For viewers in the UK, the live Sky Sports coverage is the simple answer to when and where to watch. The timing also matters because the field carries the kind of players who can still turn a stage on its head, including Paul Lim, who returned to Alexandra Palace in 2025 after a two-year absence, became the oldest player ever to appear at the World Darts Championship at 71, beat Jeffrey de Graaf in the first round and then ran into Luke Humphries in the second.

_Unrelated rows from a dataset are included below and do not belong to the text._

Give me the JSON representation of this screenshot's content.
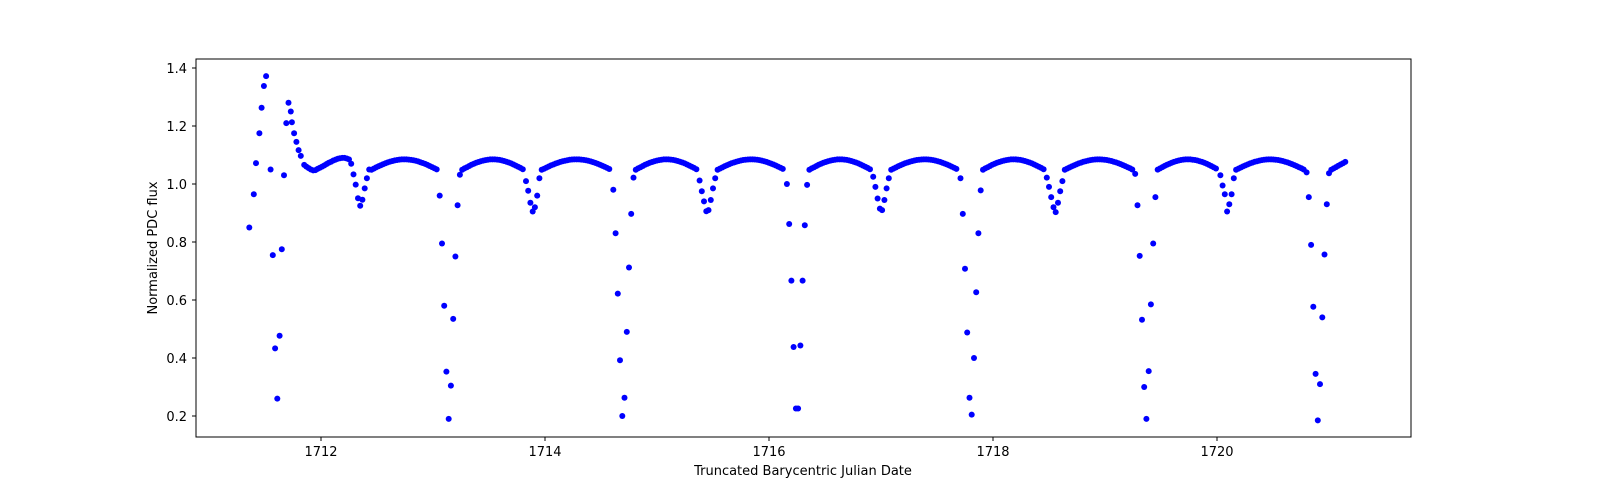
{
  "chart_data": {
    "type": "scatter",
    "title": "",
    "xlabel": "Truncated Barycentric Julian Date",
    "ylabel": "Normalized PDC flux",
    "xlim": [
      1710.8,
      1721.65
    ],
    "ylim": [
      0.13,
      1.43
    ],
    "xticks": [
      1712,
      1714,
      1716,
      1718,
      1720
    ],
    "xtick_labels": [
      "1712",
      "1714",
      "1716",
      "1718",
      "1720"
    ],
    "yticks": [
      0.2,
      0.4,
      0.6,
      0.8,
      1.0,
      1.2,
      1.4
    ],
    "ytick_labels": [
      "0.2",
      "0.4",
      "0.6",
      "0.8",
      "1.0",
      "1.2",
      "1.4"
    ],
    "grid": false,
    "legend": null,
    "marker_color": "#0000ff",
    "marker_size": 3,
    "series": [
      {
        "name": "PDC flux",
        "period_days": 1.548,
        "primary_eclipse_times": [
          1711.59,
          1713.15,
          1714.7,
          1716.25,
          1717.8,
          1719.35,
          1720.89
        ],
        "secondary_eclipse_times": [
          1712.37,
          1713.93,
          1715.47,
          1717.02,
          1718.57,
          1720.12
        ],
        "flare_points": [
          [
            1711.36,
            0.85
          ],
          [
            1711.4,
            0.965
          ],
          [
            1711.42,
            1.072
          ],
          [
            1711.45,
            1.175
          ],
          [
            1711.47,
            1.263
          ],
          [
            1711.49,
            1.338
          ],
          [
            1711.51,
            1.372
          ],
          [
            1711.55,
            1.05
          ],
          [
            1711.57,
            0.755
          ],
          [
            1711.59,
            0.433
          ],
          [
            1711.61,
            0.26
          ],
          [
            1711.63,
            0.477
          ],
          [
            1711.65,
            0.775
          ],
          [
            1711.67,
            1.03
          ],
          [
            1711.69,
            1.21
          ],
          [
            1711.71,
            1.28
          ],
          [
            1711.73,
            1.25
          ],
          [
            1711.74,
            1.213
          ],
          [
            1711.76,
            1.175
          ],
          [
            1711.78,
            1.145
          ],
          [
            1711.8,
            1.117
          ],
          [
            1711.82,
            1.097
          ],
          [
            1711.85,
            1.066
          ],
          [
            1711.87,
            1.06
          ],
          [
            1711.89,
            1.055
          ],
          [
            1711.91,
            1.05
          ],
          [
            1711.93,
            1.047
          ],
          [
            1711.95,
            1.048
          ],
          [
            1711.97,
            1.052
          ],
          [
            1711.99,
            1.056
          ],
          [
            1712.01,
            1.06
          ],
          [
            1712.03,
            1.064
          ],
          [
            1712.05,
            1.069
          ],
          [
            1712.07,
            1.073
          ],
          [
            1712.09,
            1.077
          ],
          [
            1712.11,
            1.081
          ],
          [
            1712.13,
            1.084
          ],
          [
            1712.15,
            1.087
          ],
          [
            1712.17,
            1.089
          ],
          [
            1712.19,
            1.09
          ],
          [
            1712.21,
            1.09
          ],
          [
            1712.23,
            1.088
          ],
          [
            1712.25,
            1.085
          ]
        ],
        "eclipse_points": [
          [
            1712.27,
            1.07
          ],
          [
            1712.29,
            1.033
          ],
          [
            1712.31,
            0.998
          ],
          [
            1712.33,
            0.951
          ],
          [
            1712.35,
            0.925
          ],
          [
            1712.37,
            0.946
          ],
          [
            1712.39,
            0.985
          ],
          [
            1712.41,
            1.02
          ],
          [
            1712.43,
            1.05
          ],
          [
            1713.06,
            0.96
          ],
          [
            1713.08,
            0.795
          ],
          [
            1713.1,
            0.58
          ],
          [
            1713.12,
            0.353
          ],
          [
            1713.14,
            0.19
          ],
          [
            1713.16,
            0.305
          ],
          [
            1713.18,
            0.535
          ],
          [
            1713.2,
            0.75
          ],
          [
            1713.22,
            0.927
          ],
          [
            1713.24,
            1.032
          ],
          [
            1713.83,
            1.01
          ],
          [
            1713.85,
            0.977
          ],
          [
            1713.87,
            0.935
          ],
          [
            1713.89,
            0.905
          ],
          [
            1713.91,
            0.92
          ],
          [
            1713.93,
            0.96
          ],
          [
            1713.95,
            1.02
          ],
          [
            1714.61,
            0.98
          ],
          [
            1714.63,
            0.83
          ],
          [
            1714.65,
            0.622
          ],
          [
            1714.67,
            0.392
          ],
          [
            1714.69,
            0.2
          ],
          [
            1714.71,
            0.263
          ],
          [
            1714.73,
            0.49
          ],
          [
            1714.75,
            0.712
          ],
          [
            1714.77,
            0.897
          ],
          [
            1714.79,
            1.022
          ],
          [
            1715.38,
            1.012
          ],
          [
            1715.4,
            0.975
          ],
          [
            1715.42,
            0.94
          ],
          [
            1715.44,
            0.906
          ],
          [
            1715.46,
            0.91
          ],
          [
            1715.48,
            0.945
          ],
          [
            1715.5,
            0.985
          ],
          [
            1715.52,
            1.02
          ],
          [
            1716.16,
            1.0
          ],
          [
            1716.18,
            0.862
          ],
          [
            1716.2,
            0.667
          ],
          [
            1716.22,
            0.438
          ],
          [
            1716.24,
            0.226
          ],
          [
            1716.26,
            0.226
          ],
          [
            1716.28,
            0.443
          ],
          [
            1716.3,
            0.667
          ],
          [
            1716.32,
            0.858
          ],
          [
            1716.34,
            0.997
          ],
          [
            1716.93,
            1.025
          ],
          [
            1716.95,
            0.99
          ],
          [
            1716.97,
            0.95
          ],
          [
            1716.99,
            0.915
          ],
          [
            1717.01,
            0.91
          ],
          [
            1717.03,
            0.945
          ],
          [
            1717.05,
            0.985
          ],
          [
            1717.07,
            1.02
          ],
          [
            1717.71,
            1.02
          ],
          [
            1717.73,
            0.897
          ],
          [
            1717.75,
            0.708
          ],
          [
            1717.77,
            0.488
          ],
          [
            1717.79,
            0.263
          ],
          [
            1717.81,
            0.205
          ],
          [
            1717.83,
            0.4
          ],
          [
            1717.85,
            0.627
          ],
          [
            1717.87,
            0.83
          ],
          [
            1717.89,
            0.978
          ],
          [
            1718.48,
            1.022
          ],
          [
            1718.5,
            0.99
          ],
          [
            1718.52,
            0.955
          ],
          [
            1718.54,
            0.92
          ],
          [
            1718.56,
            0.903
          ],
          [
            1718.58,
            0.935
          ],
          [
            1718.6,
            0.975
          ],
          [
            1718.62,
            1.01
          ],
          [
            1719.27,
            1.035
          ],
          [
            1719.29,
            0.927
          ],
          [
            1719.31,
            0.752
          ],
          [
            1719.33,
            0.532
          ],
          [
            1719.35,
            0.3
          ],
          [
            1719.37,
            0.19
          ],
          [
            1719.39,
            0.355
          ],
          [
            1719.41,
            0.585
          ],
          [
            1719.43,
            0.795
          ],
          [
            1719.45,
            0.955
          ],
          [
            1720.03,
            1.03
          ],
          [
            1720.05,
            0.995
          ],
          [
            1720.07,
            0.965
          ],
          [
            1720.09,
            0.905
          ],
          [
            1720.11,
            0.93
          ],
          [
            1720.13,
            0.965
          ],
          [
            1720.15,
            1.02
          ],
          [
            1720.8,
            1.04
          ],
          [
            1720.82,
            0.955
          ],
          [
            1720.84,
            0.79
          ],
          [
            1720.86,
            0.577
          ],
          [
            1720.88,
            0.345
          ],
          [
            1720.9,
            0.185
          ],
          [
            1720.92,
            0.31
          ],
          [
            1720.94,
            0.54
          ],
          [
            1720.96,
            0.757
          ],
          [
            1720.98,
            0.93
          ],
          [
            1721.0,
            1.037
          ]
        ],
        "baseline": {
          "description": "Out-of-eclipse arcs between dips, peaking near 1.085 midway between primary and secondary eclipses and falling to ~1.04–1.05 at dip edges",
          "peak_value": 1.085,
          "edge_value": 1.045,
          "cadence_days": 0.0208,
          "end_time": 1721.18,
          "end_value": 1.077
        }
      }
    ]
  }
}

Lim remains one of the sport’s enduring figures because of what he did long before Frankfurt was on the calendar. He hit the first nine-darter in World Championship history in 1990, and in 2025 he was again the sort of player the crowd wanted to see keep going. Rod Studd caught that feeling neatly when he described him as “the oldest slinger in town” winning again on the Ally Pally stage.
Not every crowd favourite is headed to the same path in Frankfurt, though. Singapore will be there with Lim and Phuay Wei Tan, and they are drawn in Group D alongside Ireland and Uganda, while Motomu Sakai has already shown how quickly an unseeded player can become part of the event’s story after dancing his way into the crowd’s favour at Alexandra Palace and whitewashing Thibault Tricole 3-0 in the first round.
That mix of seeded power, veteran name value and unpredictable pairings is what gives this tournament its pull. The open question now is not whether the big names will be watched, but which of the lesser-known combinations will force their way into the conversation once Frankfurt begins on June 11.